Addressing Challenges in Analyzing Heterogeneous AAV Populations

Adenoassociated virus (AAV) vectors are made from nonenveloped virus capsids that contain single-stranded DNA. As a leading delivery system for gene therapy, AAVs are in
development to treat a number of genetic diseases (1). As the industry has advanced, the number of clinical trials involving such vectors has risen dramatically (2), increasing the need for effective manufacturing and quality control (QC) methods.

During biomanufacturing, expressed AAV capsids can incorporate both target and host-cell DNA in a heterogeneous population. Viral capsids can be empty, partially filled, correctly filled, or overfilled. The desired capsids contain a full-length transgene needed for gene therapy.

Empty, partially filled, and overfilled AAV capsids are considered to be impurities and pose risks such as competing with functional, correctly filled vectors for host-cell attachment and entry, altering drug potency, and increasing the potential for immune reactions (3). Characterizing the ratio of correctly filled to empty, partially filled, and overfilled particles is thus essential for proper dosing, patient safety, and optimization of culture productivity and manufacturing consistency.

Optimization of AAV production depends on a developer’s ability to characterize rapidly such critical quality attributes (CQAs) as virus titer, capsid content, and aggregation. But the industry has lacked analytical capability for such rapid and accurate assessments. The analytical techniques most commonly used to characterize AAV preparations can require large amounts of material and time. The industry needs a more rapid, straightforward, and accurate way to meet the expanding demands of gene therapies.

Technologies for AAV Analysis
The current “gold standards” for detection and quantification of empty/full AAV capsid ratios are analytical ultracentrifugation (AUC) and transmission electron microscopy
(TEM). Other approaches include combining an enzyme-linked immunosorbent assay (ELISA) with quantitative polymerase chain reaction (qPCR) analysis. Here, we introduce an approach based on mass photometry that provides comparable results at the single-particle level, with lower sample demands and faster assay times than those options.

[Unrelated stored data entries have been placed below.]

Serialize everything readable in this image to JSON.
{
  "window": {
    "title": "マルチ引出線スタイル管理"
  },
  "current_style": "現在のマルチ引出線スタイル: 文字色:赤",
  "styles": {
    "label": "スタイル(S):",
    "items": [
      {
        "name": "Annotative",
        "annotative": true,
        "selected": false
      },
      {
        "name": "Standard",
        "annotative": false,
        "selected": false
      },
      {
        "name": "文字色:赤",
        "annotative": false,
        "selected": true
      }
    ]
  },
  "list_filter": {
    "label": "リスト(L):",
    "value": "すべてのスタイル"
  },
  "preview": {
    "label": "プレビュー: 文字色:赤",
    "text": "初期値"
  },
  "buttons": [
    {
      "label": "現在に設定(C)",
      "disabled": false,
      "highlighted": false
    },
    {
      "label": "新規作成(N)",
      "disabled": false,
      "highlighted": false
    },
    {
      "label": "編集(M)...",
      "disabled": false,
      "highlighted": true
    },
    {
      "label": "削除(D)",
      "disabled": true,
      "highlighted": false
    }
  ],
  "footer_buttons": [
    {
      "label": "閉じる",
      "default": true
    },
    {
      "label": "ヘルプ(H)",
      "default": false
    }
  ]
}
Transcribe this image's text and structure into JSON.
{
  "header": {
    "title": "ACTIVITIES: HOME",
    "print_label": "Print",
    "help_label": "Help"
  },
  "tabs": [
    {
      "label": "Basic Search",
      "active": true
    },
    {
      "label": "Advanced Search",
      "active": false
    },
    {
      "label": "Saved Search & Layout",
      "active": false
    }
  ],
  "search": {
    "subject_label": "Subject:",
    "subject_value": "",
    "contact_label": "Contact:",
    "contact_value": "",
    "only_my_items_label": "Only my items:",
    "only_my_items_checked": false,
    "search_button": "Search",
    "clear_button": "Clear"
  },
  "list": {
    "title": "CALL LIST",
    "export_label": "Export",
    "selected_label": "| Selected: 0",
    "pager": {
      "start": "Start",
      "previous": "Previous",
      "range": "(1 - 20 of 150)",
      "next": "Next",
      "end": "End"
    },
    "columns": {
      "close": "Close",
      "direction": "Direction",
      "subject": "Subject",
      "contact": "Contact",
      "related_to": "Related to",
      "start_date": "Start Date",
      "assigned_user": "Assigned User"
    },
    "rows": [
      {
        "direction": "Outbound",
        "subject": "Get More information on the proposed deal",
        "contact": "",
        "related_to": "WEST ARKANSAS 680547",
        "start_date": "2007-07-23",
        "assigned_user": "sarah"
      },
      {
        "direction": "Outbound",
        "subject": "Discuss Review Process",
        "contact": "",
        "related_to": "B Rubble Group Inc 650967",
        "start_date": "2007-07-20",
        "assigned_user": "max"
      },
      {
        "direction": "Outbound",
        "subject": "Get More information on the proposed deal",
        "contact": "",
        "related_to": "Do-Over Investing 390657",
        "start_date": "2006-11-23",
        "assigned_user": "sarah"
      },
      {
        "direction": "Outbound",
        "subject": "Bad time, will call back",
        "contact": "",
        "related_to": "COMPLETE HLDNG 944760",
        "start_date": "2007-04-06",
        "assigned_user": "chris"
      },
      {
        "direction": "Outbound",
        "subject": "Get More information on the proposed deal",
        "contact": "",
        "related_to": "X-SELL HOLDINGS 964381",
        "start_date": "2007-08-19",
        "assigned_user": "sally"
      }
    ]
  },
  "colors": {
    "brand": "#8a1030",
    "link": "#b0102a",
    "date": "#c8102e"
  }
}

Characterizing AAV Capsids:
Cryogenic-TEM (cryo-TEM) is a type of electron microscopy in which samples are examined at liquid-nitrogen temperatures. This shows the structure and internal organization of AAV capsids in their native state, displaying a distinct difference between filled and empty capsids. This method requires high AAV concentrations, however, so that thousands of capsids can be imaged and analyzed for statistically significant results. Because TEM is a complex process requiring highly specialized equipment, it often is outsourced, making it a costly and timeconsuming choice.

Sedimentation-velocity analytical ultracentrifugation (SV-AUC) provides high resolution separation of viral populations based on their differences in density and mass. It is the de facto standard for quantifying heterogeneous capsid populations. A single AUC experiment provides insights into the masses of recombinant AAVs, the success of purification, and the presence of aggregates. However, AUC also can be slow, and it requires large sample volumes and extensive training to perform.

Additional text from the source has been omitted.